Fuel price reduction

Published October 2, 2022

ISHAQ Dar is back; so are his signature policies. The reduction of a little over 5pc in fuel prices announced by him at his maiden presser is his first major act days after he took charge of the country’s treasury. The cut in petrol prices will have little impact on galloping inflation but it will decrease some pain at the pump and produce a ‘feel-good’ effect that the PML-N desperately needs to dilute the political noise being created by the opposition PTI. That is precisely why Mr Dar has been brought back and his predecessor Miftah Ismail sent home despite the hard work he had put in to get the IMF programme back on the rails. The drop in average global oil prices during the last fortnight did provide the new finance minister some room to slash the politically more explosive petrol prices but he was able to give much bigger ‘relief’ to consumers by reducing PDL on petrol by Rs5 a litre. As luck would have it, he also found space to recover some of the PDL losses on petrol by raising the levy on diesel. Apparently, the IMF did not object to this in view of the surging food inflation in the aftermath of the devastating floods.

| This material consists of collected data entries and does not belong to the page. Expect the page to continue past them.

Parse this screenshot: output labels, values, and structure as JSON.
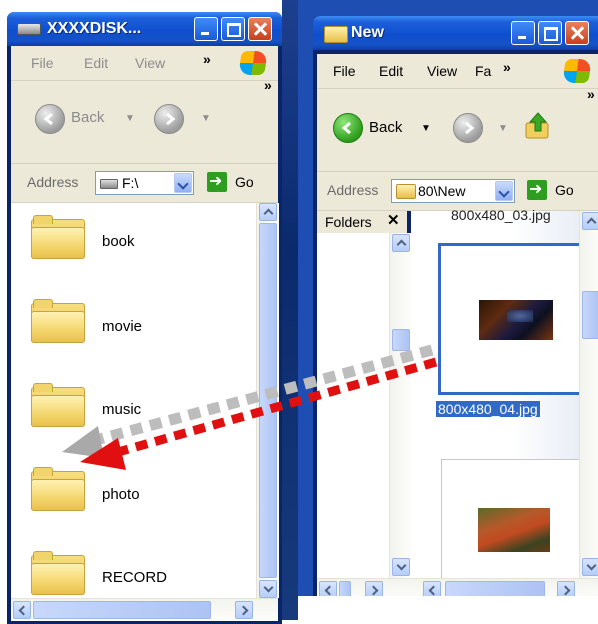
{
  "left_window": {
    "title": "XXXXDISK...",
    "menu": [
      "File",
      "Edit",
      "View"
    ],
    "toolbar": {
      "back_label": "Back"
    },
    "address": {
      "label": "Address",
      "value": "F:\\",
      "go_label": "Go"
    },
    "folders": [
      {
        "name": "book"
      },
      {
        "name": "movie"
      },
      {
        "name": "music"
      },
      {
        "name": "photo"
      },
      {
        "name": "RECORD"
      }
    ]
  },
  "right_window": {
    "title": "New",
    "menu": [
      "File",
      "Edit",
      "View",
      "Fa"
    ],
    "toolbar": {
      "back_label": "Back"
    },
    "address": {
      "label": "Address",
      "value": "80\\New",
      "go_label": "Go"
    },
    "folders_pane": {
      "label": "Folders"
    },
    "files": [
      {
        "name": "800x480_03.jpg"
      },
      {
        "name": "800x480_04.jpg",
        "selected": true
      }
    ]
  },
  "colors": {
    "titlebar": "#0f4fcf",
    "drag_arrow": "#e11010",
    "drag_ghost": "#bbbbbb",
    "selection": "#316ac5"
  },
  "icons": [
    "drive-icon",
    "folder-icon",
    "back-icon",
    "forward-icon",
    "up-folder-icon",
    "windows-logo-icon",
    "go-icon",
    "minimize-icon",
    "maximize-icon",
    "close-icon"
  ]
}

Mr Dar is expected to attend the annual meeting of the IMF to seek some relaxation in its harsh loan programme conditions in the wake of the massive losses caused by the deluge which have aggravated the economic crisis facing the country. Considering the recent statements of senior IMF officials, he will be able to secure significant concessions and additional multilateral dollars. It is at that point when, many fear, he might start applying his interventionist policies to shore up the currency’s value and slash interest rates to reduce inflation and create an illusion of growth ahead of the next elections. That may help the ruling PML-N improve its political stock among the voters but it will ultimately prove disastrous for Pakistan’s economy.